Eine Folge davon ist der Rassismus, der sich in Athen breitmacht. Der große Feind kann nicht besiegt werden, also sucht man den kleinen Feind auf der Straße. Früher war Athen ein kulturelles Zentrum. Die jungen Griechen sind alle in die Stadt gezogen, ähnlich wie in Berlin. Davon ist jetzt nicht viel übrig. Es gibt wenig Möglichkeiten, der Armut zu entkommen. Die jungen Leute resignieren oder werden aggressiv.
Ich persönlich bin für die Idee der EU, aber so wie Europa gerade funktioniert, tut es den Europäern nicht gut. Das ist weit weg von Demokratie. In Griechenland hatten wir nie ein gut organisiertes System oder Parlament, es gab immer viel Vetternwirtschaft. Ein paar wenige haben sich bereichert und das Land in den Ruin geführt. Die Konsequenzen muss das arbeitende Volk tragen.
Ich weiß nicht, wie es weitergehen soll. Einerseits wollen wir nicht aus der EU austreten, weil wir Angst vor dem haben, was passieren könnte. Andererseits führt die jetzige Lage nur dazu, dass sich die Gesellschaft spaltet. Die Läden sperren zu und immer mehr Leute werden entlassen. Ich frage mich, ob das der richtige Weg ist, um eine Gesellschaft zu stabilisieren.

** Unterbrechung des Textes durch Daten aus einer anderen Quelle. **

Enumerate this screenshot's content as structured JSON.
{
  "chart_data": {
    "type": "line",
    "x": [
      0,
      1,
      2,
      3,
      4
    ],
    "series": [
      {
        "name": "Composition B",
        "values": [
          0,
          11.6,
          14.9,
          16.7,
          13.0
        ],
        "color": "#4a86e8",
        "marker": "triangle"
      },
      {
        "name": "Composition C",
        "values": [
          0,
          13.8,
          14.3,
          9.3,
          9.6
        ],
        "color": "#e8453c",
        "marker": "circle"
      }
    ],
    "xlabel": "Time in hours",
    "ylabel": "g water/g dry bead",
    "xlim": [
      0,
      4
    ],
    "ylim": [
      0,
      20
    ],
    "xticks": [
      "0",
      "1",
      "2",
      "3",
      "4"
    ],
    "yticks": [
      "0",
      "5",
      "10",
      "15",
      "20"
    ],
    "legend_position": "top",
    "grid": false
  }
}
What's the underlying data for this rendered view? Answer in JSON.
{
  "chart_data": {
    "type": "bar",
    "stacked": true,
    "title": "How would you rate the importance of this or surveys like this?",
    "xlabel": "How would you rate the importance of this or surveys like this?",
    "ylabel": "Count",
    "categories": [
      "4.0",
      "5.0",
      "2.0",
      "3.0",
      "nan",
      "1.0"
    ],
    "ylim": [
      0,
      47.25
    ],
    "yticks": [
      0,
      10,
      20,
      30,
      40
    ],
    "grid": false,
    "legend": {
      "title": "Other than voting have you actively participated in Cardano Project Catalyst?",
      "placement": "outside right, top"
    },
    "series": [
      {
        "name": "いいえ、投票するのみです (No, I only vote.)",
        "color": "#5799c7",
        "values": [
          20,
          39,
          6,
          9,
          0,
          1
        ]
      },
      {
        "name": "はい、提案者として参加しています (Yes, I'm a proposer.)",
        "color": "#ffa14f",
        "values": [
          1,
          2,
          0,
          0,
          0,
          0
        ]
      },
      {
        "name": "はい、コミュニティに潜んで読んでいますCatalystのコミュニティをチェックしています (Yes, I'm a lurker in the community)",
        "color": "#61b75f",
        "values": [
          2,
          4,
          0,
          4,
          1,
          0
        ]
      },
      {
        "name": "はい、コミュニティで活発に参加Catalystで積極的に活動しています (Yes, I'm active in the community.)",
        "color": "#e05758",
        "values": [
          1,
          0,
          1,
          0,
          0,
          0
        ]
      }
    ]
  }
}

Und ich frage mich auch, ob Demokratie bei dieser Armut, die gerade in Griechenland herrscht, überhaupt funktionieren kann. Anestis Azas
Die Leute hungern
Sogar Familien mit kleinen Kindern leben auf der Straße. Im Dezember war ich noch in Athen. In den Straßen des Zentrums sieht man das Elend an jeder Ecke. Dort stehen überall Pappkartons, in denen Menschen leben. Obdachlose gab es früher auch schon, aber jetzt sind es so viele.
Die Kinder gehen morgens oft zur Schule, ohne gegessen zu haben. Das Bildungsministerium gibt den Schulen jetzt endlich Geld, nachdem Medien berichtet hatten, dass einige Schüler vor Hunger ohnmächtig wurden. Viele Eltern sind so verzweifelt, dass sie den Nachwuchs in SOS-Kinderdörfer schicken, ihnen fehlt einfach das Geld. Der Andrang ist enorm. Ich frage mich nur, wovon die denn die Kinder ernähren sollen? Die sind doch auch auf Spenden angewiesen.

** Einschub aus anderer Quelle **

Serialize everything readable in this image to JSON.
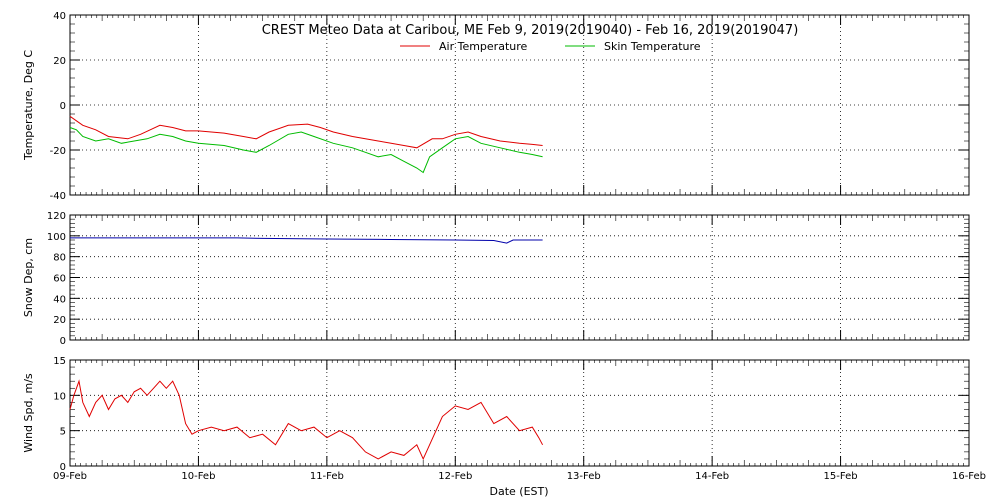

Persönlich kenne ich niemanden, der obdachlos geworden ist, aber viele Freunde sind arbeitslos. Die ziehen wieder zurück zu ihren Eltern. Viele wandern auch aus. Griechenland ist kein Sozialstaat. Denn der Staat hilft uns nicht. Wir helfen uns. Ich finde es selbstverständlich, dass wir das tun, aber ich frage mich natürlich, wie es sein kann, dass der Staat seine Verantwortung allein auf uns abwälzt. Während die Leute auf den Straßen verhungern, leben die Politiker in ihrem Elfenbeinturm. Es ist frustrierend.

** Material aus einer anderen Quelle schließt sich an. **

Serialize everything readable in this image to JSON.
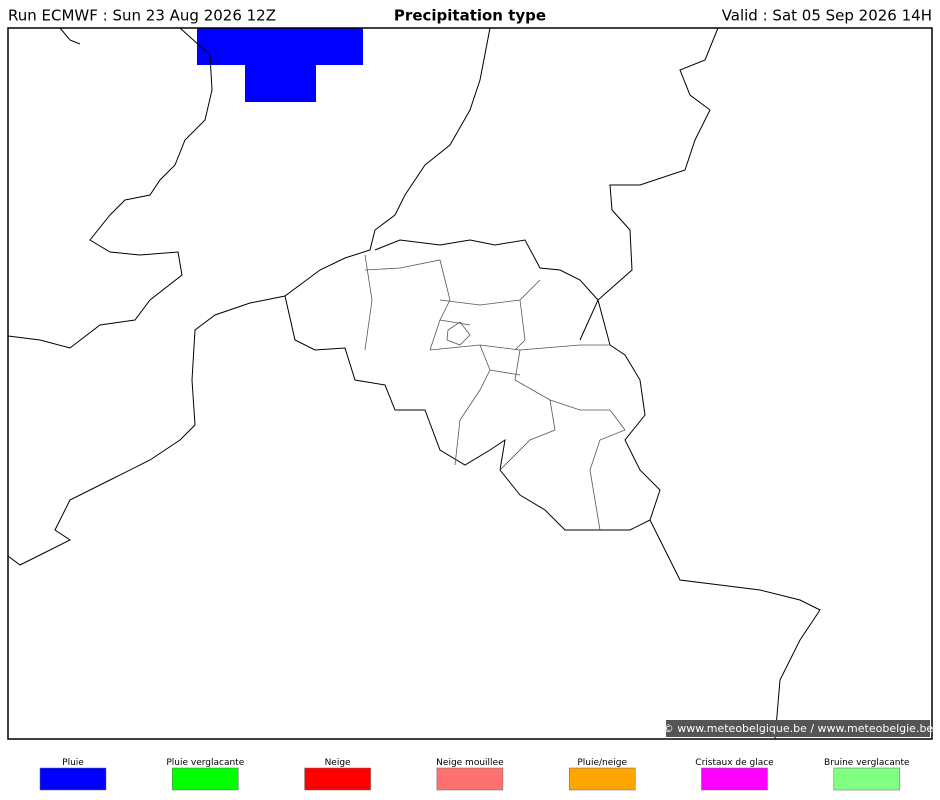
{
  "header": {
    "run": "Run ECMWF : Sun 23 Aug 2026 12Z",
    "title": "Precipitation type",
    "valid": "Valid : Sat 05 Sep 2026 14H"
  },
  "copyright": "© www.meteobelgique.be / www.meteobelgie.be",
  "legend": [
    {
      "label": "Pluie",
      "color": "#0000ff"
    },
    {
      "label": "Pluie verglacante",
      "color": "#00ff00"
    },
    {
      "label": "Neige",
      "color": "#ff0000"
    },
    {
      "label": "Neige mouillee",
      "color": "#ff7070"
    },
    {
      "label": "Pluie/neige",
      "color": "#ffa500"
    },
    {
      "label": "Cristaux de glace",
      "color": "#ff00ff"
    },
    {
      "label": "Bruine verglacante",
      "color": "#80ff80"
    }
  ]
}
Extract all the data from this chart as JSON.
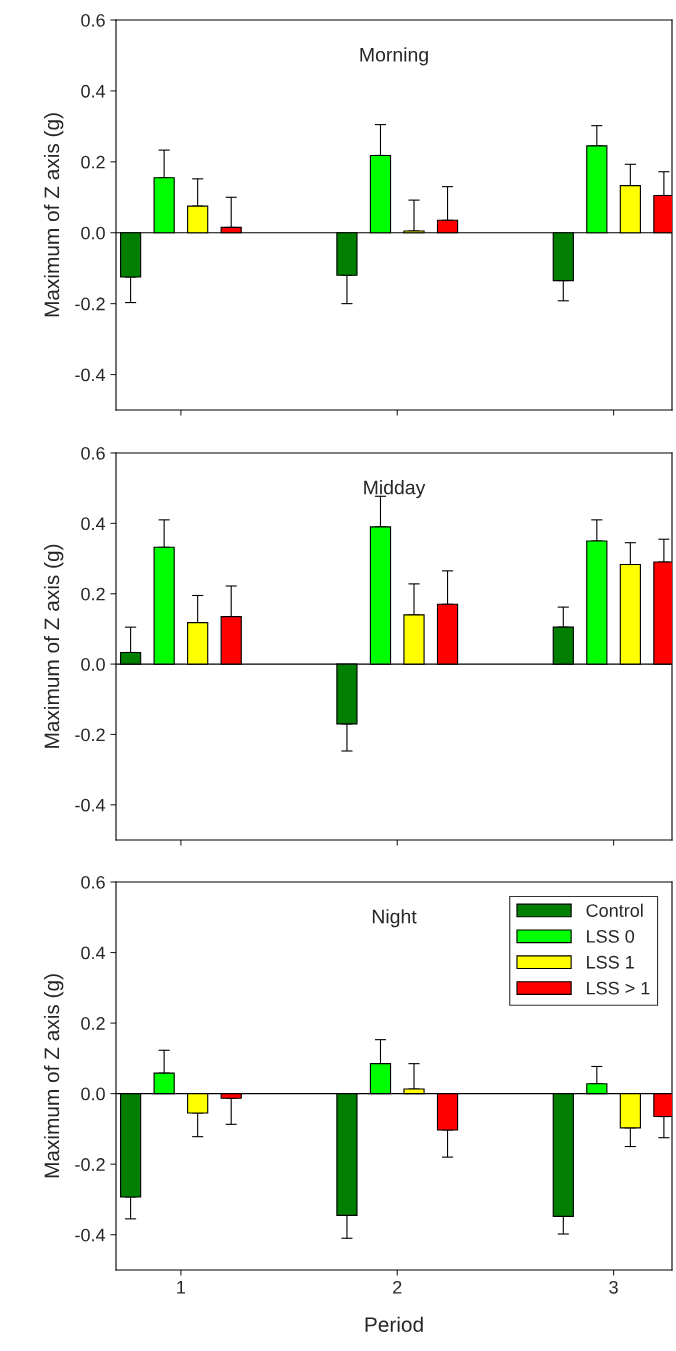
{
  "chart_data": [
    {
      "type": "bar",
      "title": "Morning",
      "ylabel": "Maximum of Z axis (g)",
      "categories": [
        "1",
        "2",
        "3"
      ],
      "ylim": [
        -0.5,
        0.6
      ],
      "yticks": [
        {
          "value": -0.4,
          "label": "-0.4"
        },
        {
          "value": -0.2,
          "label": "-0.2"
        },
        {
          "value": 0,
          "label": "0.0"
        },
        {
          "value": 0.2,
          "label": "0.2"
        },
        {
          "value": 0.4,
          "label": "0.4"
        },
        {
          "value": 0.6,
          "label": "0.6"
        }
      ],
      "tick_labels": "y",
      "grid": false,
      "legend": false,
      "ref_lines": [
        {
          "axis": "y",
          "value": 0,
          "color": "#000000"
        }
      ],
      "series": [
        {
          "color": "#007f00",
          "values": [
            -0.125,
            -0.12,
            -0.135
          ],
          "errors": [
            [
              -0.197,
              -0.125
            ],
            [
              -0.2,
              -0.12
            ],
            [
              -0.192,
              -0.135
            ]
          ]
        },
        {
          "color": "#00ff00",
          "values": [
            0.155,
            0.218,
            0.245
          ],
          "errors": [
            [
              0.155,
              0.233
            ],
            [
              0.218,
              0.305
            ],
            [
              0.245,
              0.302
            ]
          ]
        },
        {
          "color": "#ffff00",
          "values": [
            0.075,
            0.005,
            0.133
          ],
          "errors": [
            [
              0.075,
              0.152
            ],
            [
              0.005,
              0.092
            ],
            [
              0.133,
              0.193
            ]
          ]
        },
        {
          "color": "#ff0000",
          "values": [
            0.015,
            0.035,
            0.105
          ],
          "errors": [
            [
              0.015,
              0.1
            ],
            [
              0.035,
              0.13
            ],
            [
              0.105,
              0.172
            ]
          ]
        }
      ]
    },
    {
      "type": "bar",
      "title": "Midday",
      "ylabel": "Maximum of Z axis (g)",
      "categories": [
        "1",
        "2",
        "3"
      ],
      "ylim": [
        -0.5,
        0.6
      ],
      "yticks": [
        {
          "value": -0.4,
          "label": "-0.4"
        },
        {
          "value": -0.2,
          "label": "-0.2"
        },
        {
          "value": 0,
          "label": "0.0"
        },
        {
          "value": 0.2,
          "label": "0.2"
        },
        {
          "value": 0.4,
          "label": "0.4"
        },
        {
          "value": 0.6,
          "label": "0.6"
        }
      ],
      "tick_labels": "y",
      "grid": false,
      "legend": false,
      "ref_lines": [
        {
          "axis": "y",
          "value": 0,
          "color": "#000000"
        }
      ],
      "series": [
        {
          "color": "#007f00",
          "values": [
            0.033,
            -0.17,
            0.105
          ],
          "errors": [
            [
              0.033,
              0.105
            ],
            [
              -0.247,
              -0.17
            ],
            [
              0.105,
              0.162
            ]
          ]
        },
        {
          "color": "#00ff00",
          "values": [
            0.332,
            0.39,
            0.35
          ],
          "errors": [
            [
              0.332,
              0.41
            ],
            [
              0.39,
              0.477
            ],
            [
              0.35,
              0.41
            ]
          ]
        },
        {
          "color": "#ffff00",
          "values": [
            0.118,
            0.14,
            0.283
          ],
          "errors": [
            [
              0.118,
              0.195
            ],
            [
              0.14,
              0.228
            ],
            [
              0.283,
              0.345
            ]
          ]
        },
        {
          "color": "#ff0000",
          "values": [
            0.135,
            0.17,
            0.29
          ],
          "errors": [
            [
              0.135,
              0.222
            ],
            [
              0.17,
              0.265
            ],
            [
              0.29,
              0.355
            ]
          ]
        }
      ]
    },
    {
      "type": "bar",
      "title": "Night",
      "ylabel": "Maximum of Z axis (g)",
      "xlabel": "Period",
      "categories": [
        "1",
        "2",
        "3"
      ],
      "ylim": [
        -0.5,
        0.6
      ],
      "yticks": [
        {
          "value": -0.4,
          "label": "-0.4"
        },
        {
          "value": -0.2,
          "label": "-0.2"
        },
        {
          "value": 0,
          "label": "0.0"
        },
        {
          "value": 0.2,
          "label": "0.2"
        },
        {
          "value": 0.4,
          "label": "0.4"
        },
        {
          "value": 0.6,
          "label": "0.6"
        }
      ],
      "grid": false,
      "legend": "top right",
      "ref_lines": [
        {
          "axis": "y",
          "value": 0,
          "color": "#000000"
        }
      ],
      "series": [
        {
          "name": "Control",
          "color": "#007f00",
          "values": [
            -0.293,
            -0.345,
            -0.348
          ],
          "errors": [
            [
              -0.355,
              -0.293
            ],
            [
              -0.41,
              -0.345
            ],
            [
              -0.398,
              -0.348
            ]
          ]
        },
        {
          "name": "LSS 0",
          "color": "#00ff00",
          "values": [
            0.058,
            0.085,
            0.028
          ],
          "errors": [
            [
              0.058,
              0.123
            ],
            [
              0.085,
              0.153
            ],
            [
              0.028,
              0.077
            ]
          ]
        },
        {
          "name": "LSS 1",
          "color": "#ffff00",
          "values": [
            -0.055,
            0.013,
            -0.097
          ],
          "errors": [
            [
              -0.122,
              -0.055
            ],
            [
              0.013,
              0.085
            ],
            [
              -0.15,
              -0.097
            ]
          ]
        },
        {
          "name": "LSS > 1",
          "color": "#ff0000",
          "values": [
            -0.013,
            -0.103,
            -0.065
          ],
          "errors": [
            [
              -0.087,
              -0.013
            ],
            [
              -0.18,
              -0.103
            ],
            [
              -0.125,
              -0.065
            ]
          ]
        }
      ]
    }
  ]
}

Die Menschen in Athen müssen sich selbst organisieren, um über die Runden zu kommen. Es ist schön zu sehen, dass es in der Bevölkerung so viel Solidarität gibt. Es gibt Tauschveranstaltungen und große Unternehmen organisieren mit der Kirche zusammen Sammlungen und Essensausgaben. Da kann jeder hinkommen. Es ist seltsam zu sehen, dass da auch Leute mit einem Apple-Laptop sitzen. Da entsteht ein ganz neues Bild von Armut.
Man merkt auch, dass der Rassismus in Athen mehr wird. Das war schon die letzte Jahre so, aber die Leute wollten es nicht sehen. In den Medien hört man auch jetzt wenig darüber, weil die Wirtschaft das große Thema ist. Ein Freund von mir wurde mitten im Viertel Exarcheia krankenhausreif geprügelt, weil er aus dem Sudan kommt. In einem Viertel von Athen, es heißt Patissia, gibt es nur noch Griechen. Da gehen Neonazis auf Patrouille und verjagen die Ausländer.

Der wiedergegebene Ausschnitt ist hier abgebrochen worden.